Abstract
Routine use of NG-tubes following pancreatoduodenectomies is not indicated
The infamous nasogastric (NG) decompression tube was introduced by Levin in 1921 and quickly gained popularity1. The hazard of aspiration during induction of anaesthesia was well acknowledged and it was still a decade before endotracheal intubation greatly reduced the risk. The popularity of the NG tube did not abate, however, and it soon became a pillar of postoperative care in abdominal surgery together with its omnipresent accomplice, the ‘nil-by-mouth’ doctrine. By the turn of the millennium, half the patients undergoing colorectal resections in the Netherlands had an indwelling NG tube for at least 2 days and a quarter were allowed no solid food until they had bowel movements2. The situation was not much better in other countries. The heavily entrenched—albeit undocumented—routines of postoperative NG tubes and nil-by-mouth proved to be the main obstacles to modernizing perioperative routines in gastrointestinal surgery, and reluctance to change was especially pronounced for pancreatoduodenectomies (PDs). The safety and feasibility of performing major surgery without routine NG tubes and with early food at will was evaluated in a Norwegian multicentre RCT including 81 patients undergoing PD3 5 years prior to the first comprehensive set of enhanced recovery after surgery (ERAS) recommendations for PDs4. These guidelines recommended against routine use of NG tubes following PD and for patient-controlled intake of food4, and this has been reiterated in the latest revision.

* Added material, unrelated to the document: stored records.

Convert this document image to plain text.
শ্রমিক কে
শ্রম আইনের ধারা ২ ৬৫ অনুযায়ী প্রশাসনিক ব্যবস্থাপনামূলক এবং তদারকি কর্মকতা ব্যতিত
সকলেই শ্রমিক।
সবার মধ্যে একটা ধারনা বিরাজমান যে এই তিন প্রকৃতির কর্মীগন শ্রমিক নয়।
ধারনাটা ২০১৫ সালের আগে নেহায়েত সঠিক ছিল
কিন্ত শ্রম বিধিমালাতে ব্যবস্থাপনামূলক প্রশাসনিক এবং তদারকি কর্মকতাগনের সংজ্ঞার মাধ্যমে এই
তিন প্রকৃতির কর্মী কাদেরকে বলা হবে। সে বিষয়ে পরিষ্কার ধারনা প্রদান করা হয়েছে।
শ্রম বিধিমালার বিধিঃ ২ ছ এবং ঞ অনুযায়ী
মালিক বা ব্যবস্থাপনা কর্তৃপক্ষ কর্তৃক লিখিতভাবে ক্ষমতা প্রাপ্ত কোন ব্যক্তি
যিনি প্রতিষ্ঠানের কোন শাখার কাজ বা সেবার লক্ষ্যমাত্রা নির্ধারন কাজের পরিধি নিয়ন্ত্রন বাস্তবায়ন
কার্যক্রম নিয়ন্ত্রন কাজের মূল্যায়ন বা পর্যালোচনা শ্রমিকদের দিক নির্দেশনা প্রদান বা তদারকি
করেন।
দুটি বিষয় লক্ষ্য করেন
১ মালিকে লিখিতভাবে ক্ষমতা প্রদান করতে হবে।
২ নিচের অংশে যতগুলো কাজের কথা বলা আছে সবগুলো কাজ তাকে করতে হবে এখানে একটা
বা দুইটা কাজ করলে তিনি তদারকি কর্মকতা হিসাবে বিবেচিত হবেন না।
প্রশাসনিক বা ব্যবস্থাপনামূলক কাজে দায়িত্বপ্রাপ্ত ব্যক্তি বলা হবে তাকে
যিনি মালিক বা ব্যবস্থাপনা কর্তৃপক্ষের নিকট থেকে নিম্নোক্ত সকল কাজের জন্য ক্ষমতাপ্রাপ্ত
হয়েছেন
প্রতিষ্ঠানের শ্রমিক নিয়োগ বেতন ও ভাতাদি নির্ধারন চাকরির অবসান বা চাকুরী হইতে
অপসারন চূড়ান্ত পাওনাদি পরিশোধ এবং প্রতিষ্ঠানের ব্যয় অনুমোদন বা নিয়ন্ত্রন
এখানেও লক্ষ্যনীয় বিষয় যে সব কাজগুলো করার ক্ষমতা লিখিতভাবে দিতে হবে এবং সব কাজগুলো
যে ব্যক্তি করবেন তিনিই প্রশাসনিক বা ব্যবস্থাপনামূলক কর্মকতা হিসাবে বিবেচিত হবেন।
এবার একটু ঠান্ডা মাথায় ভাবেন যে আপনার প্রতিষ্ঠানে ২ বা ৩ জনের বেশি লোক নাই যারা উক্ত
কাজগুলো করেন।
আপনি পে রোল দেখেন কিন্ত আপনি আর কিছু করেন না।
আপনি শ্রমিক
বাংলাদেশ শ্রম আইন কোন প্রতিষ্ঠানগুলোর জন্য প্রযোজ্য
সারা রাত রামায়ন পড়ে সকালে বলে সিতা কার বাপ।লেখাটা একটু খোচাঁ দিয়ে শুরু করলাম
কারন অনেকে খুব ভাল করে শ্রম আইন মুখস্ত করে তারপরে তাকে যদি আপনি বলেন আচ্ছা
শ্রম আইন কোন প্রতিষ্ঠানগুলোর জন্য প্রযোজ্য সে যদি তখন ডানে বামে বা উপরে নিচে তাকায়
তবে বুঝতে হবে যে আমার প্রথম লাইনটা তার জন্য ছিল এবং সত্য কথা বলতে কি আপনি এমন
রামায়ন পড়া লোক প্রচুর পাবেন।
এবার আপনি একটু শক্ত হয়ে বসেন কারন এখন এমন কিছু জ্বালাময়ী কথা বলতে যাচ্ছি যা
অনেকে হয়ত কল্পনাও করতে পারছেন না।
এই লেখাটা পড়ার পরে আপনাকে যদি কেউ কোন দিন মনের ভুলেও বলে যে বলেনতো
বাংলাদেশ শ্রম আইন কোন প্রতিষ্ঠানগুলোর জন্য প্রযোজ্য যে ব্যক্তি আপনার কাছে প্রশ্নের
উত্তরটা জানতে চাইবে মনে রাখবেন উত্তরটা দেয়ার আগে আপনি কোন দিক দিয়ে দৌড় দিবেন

The meta-analysis by Ammar and co-workers5 includes eight studies of which only one was randomized. The authors conclude that routine use of NG tubes after PD was associated with increased rates of delayed gastric emptying (DGE), major complications and longer duration of stay. Associations derived from non-randomized studies for endpoints which are as prone to bias as DGE and duration of stay must be read with caution. The conclusions, however, are in line with the ERAS guidelines and more recent updates.
Interestingly, the Ammar-paper suggests that routine use of NG tube is associated with increased rates of DGE. While it could be a spurious finding, a true association may well be the case: as the definition of DGE is based on an assumed need for NG tubes without any objective confirmation, a perceived need for an NG tube will result in more diagnoses of DGE being made, signalling increased need for an NG tube, etc. As for complications, there will always be a possibility that these prompted the use of an NG tube, and not vice versa.
We should not encourage more randomized trials investigating routine NG tubes following PDs. There is no equipoise and we have more pressing issues to pursue. We should remove the NG tube before extubating the airways following a PD and allow our patients to drink and eat without delay, cautioning them to begin carefully and step up according to tolerance. NG tubes may have to be reinserted in a minority, mostly for a short duration unless in the setting of a major complication.
Disclosure. The authors declare no conflicts of interest.